Enhanced Ultraviolet Emission from Mg Doped SnO2 Nanocrystals at Room Temperature and Its Modulation upon H2 Annealing

Abstract

Photoluminescence (PL) and absorption features of high-quality nanocrystalline Sn1-xMgxO2 series (0 ≤ x ≤ 0.03) were investigated at room temperature. Although particle sizes of as-synthesized samples are larger than Bohr radius (aB), Fermi edge absorption is observed both in undoped and doped samples. Incorporation of Mg 2p states near valence band maxima (VBM) widens the band gap (Eg) consistently and stable, high-yield room temperature free exciton (RTFE) emission (3.81 eV) results. Deconvolution of each UV emission reveals band tail emission (3.54 eV) along with excitonic recombination. A feeble green emission (2.34 eV) is also observed and its intensity strongly depends on tensile strain (η) and formation energy (Ef) of oxygen vacancy (VO) and hydrogen at VO (HO).
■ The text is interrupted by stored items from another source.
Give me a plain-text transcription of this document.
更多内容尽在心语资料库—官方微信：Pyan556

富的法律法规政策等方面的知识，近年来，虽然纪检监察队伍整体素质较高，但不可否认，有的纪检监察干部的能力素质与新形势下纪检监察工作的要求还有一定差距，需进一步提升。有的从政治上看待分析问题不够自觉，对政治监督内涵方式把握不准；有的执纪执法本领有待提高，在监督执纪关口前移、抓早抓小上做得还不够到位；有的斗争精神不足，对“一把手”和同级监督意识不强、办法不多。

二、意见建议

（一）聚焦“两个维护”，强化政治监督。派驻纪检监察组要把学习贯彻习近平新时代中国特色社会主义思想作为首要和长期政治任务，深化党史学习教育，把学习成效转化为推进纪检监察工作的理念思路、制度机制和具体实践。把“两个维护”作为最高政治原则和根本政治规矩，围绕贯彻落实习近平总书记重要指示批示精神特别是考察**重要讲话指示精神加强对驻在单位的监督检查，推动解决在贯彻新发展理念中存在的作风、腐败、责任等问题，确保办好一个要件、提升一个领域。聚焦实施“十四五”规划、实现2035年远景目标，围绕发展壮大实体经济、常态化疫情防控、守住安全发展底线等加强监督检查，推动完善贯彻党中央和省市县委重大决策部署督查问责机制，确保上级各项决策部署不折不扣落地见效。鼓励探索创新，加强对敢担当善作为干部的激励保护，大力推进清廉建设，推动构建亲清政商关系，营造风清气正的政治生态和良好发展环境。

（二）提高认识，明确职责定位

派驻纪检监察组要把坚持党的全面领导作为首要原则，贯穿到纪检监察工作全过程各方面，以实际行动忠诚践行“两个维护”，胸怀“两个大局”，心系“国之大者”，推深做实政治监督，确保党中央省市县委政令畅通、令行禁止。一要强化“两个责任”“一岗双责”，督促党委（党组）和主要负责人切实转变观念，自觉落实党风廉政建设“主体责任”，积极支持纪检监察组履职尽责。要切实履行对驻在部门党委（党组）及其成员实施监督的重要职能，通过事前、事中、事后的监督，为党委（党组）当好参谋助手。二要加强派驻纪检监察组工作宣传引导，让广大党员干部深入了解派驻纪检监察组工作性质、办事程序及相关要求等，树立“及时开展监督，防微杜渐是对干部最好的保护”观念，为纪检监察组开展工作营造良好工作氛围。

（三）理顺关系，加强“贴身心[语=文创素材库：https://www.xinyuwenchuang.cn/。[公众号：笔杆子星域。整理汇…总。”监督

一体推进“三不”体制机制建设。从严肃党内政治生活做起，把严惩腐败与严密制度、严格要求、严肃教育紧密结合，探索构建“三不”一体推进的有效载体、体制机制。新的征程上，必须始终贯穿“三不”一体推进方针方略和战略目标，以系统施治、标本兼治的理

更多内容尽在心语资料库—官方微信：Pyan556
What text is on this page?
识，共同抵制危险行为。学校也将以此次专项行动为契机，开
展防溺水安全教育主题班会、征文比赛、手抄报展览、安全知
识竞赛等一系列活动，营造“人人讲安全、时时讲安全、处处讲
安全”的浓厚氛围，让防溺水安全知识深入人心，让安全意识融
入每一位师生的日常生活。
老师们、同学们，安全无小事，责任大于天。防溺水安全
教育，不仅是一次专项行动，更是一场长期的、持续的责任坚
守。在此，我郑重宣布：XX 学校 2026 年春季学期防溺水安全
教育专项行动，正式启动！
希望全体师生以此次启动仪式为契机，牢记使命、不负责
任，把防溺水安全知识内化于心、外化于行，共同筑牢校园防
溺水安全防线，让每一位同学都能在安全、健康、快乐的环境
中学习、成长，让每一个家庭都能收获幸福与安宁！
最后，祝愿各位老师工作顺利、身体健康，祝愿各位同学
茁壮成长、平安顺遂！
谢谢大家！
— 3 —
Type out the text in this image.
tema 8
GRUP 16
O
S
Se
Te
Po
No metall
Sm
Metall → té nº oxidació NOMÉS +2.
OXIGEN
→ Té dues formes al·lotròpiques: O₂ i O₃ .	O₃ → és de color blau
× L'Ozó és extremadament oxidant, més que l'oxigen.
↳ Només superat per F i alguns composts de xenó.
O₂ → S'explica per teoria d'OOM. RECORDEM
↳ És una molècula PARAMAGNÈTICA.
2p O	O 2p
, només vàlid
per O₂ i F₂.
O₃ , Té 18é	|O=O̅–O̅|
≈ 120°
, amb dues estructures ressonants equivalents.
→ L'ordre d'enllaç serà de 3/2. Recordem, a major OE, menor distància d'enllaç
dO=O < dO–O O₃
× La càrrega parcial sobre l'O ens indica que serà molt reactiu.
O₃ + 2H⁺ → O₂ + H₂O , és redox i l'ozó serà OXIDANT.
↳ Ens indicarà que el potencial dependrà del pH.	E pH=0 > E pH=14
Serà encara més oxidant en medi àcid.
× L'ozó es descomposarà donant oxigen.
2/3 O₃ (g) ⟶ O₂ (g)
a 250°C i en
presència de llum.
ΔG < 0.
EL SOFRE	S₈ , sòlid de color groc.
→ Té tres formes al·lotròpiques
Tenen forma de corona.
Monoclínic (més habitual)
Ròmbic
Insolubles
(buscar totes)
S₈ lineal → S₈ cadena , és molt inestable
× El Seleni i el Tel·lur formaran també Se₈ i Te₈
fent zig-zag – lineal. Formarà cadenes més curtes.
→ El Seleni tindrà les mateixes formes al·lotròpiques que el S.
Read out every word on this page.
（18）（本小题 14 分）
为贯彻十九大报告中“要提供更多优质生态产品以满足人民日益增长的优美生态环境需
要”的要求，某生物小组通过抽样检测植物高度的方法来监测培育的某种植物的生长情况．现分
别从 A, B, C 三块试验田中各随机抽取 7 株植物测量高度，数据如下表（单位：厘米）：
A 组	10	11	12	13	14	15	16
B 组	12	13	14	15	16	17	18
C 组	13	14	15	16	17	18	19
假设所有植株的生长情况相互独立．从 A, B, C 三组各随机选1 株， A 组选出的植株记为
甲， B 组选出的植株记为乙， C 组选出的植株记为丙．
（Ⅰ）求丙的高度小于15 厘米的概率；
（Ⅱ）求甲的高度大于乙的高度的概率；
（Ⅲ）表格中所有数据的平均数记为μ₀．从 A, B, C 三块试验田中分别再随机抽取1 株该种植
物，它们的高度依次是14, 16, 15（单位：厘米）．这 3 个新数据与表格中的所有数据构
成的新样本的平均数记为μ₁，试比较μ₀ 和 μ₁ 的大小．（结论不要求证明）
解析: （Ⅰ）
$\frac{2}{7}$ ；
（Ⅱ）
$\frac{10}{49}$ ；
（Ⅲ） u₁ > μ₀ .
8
H2 annealing at 300 °C introduces interesting doping dependent modulation in UV emission intensity. Elemental projective density of states (DOS) exhibit Sn 5s–H 1s hybridization in undoped passivated supercell and Mg 2p–H 1s hybridization in doped passivated supercells. Band gap widening and doping dependent emission modulation in both passivated and unpassivated samples are explained by first principles investigation. This study points to the scope of FE emission enhancement technique at room temperature for optoelectronic applications based on alkaline earth metal doping in direct gap metal oxide semiconductors.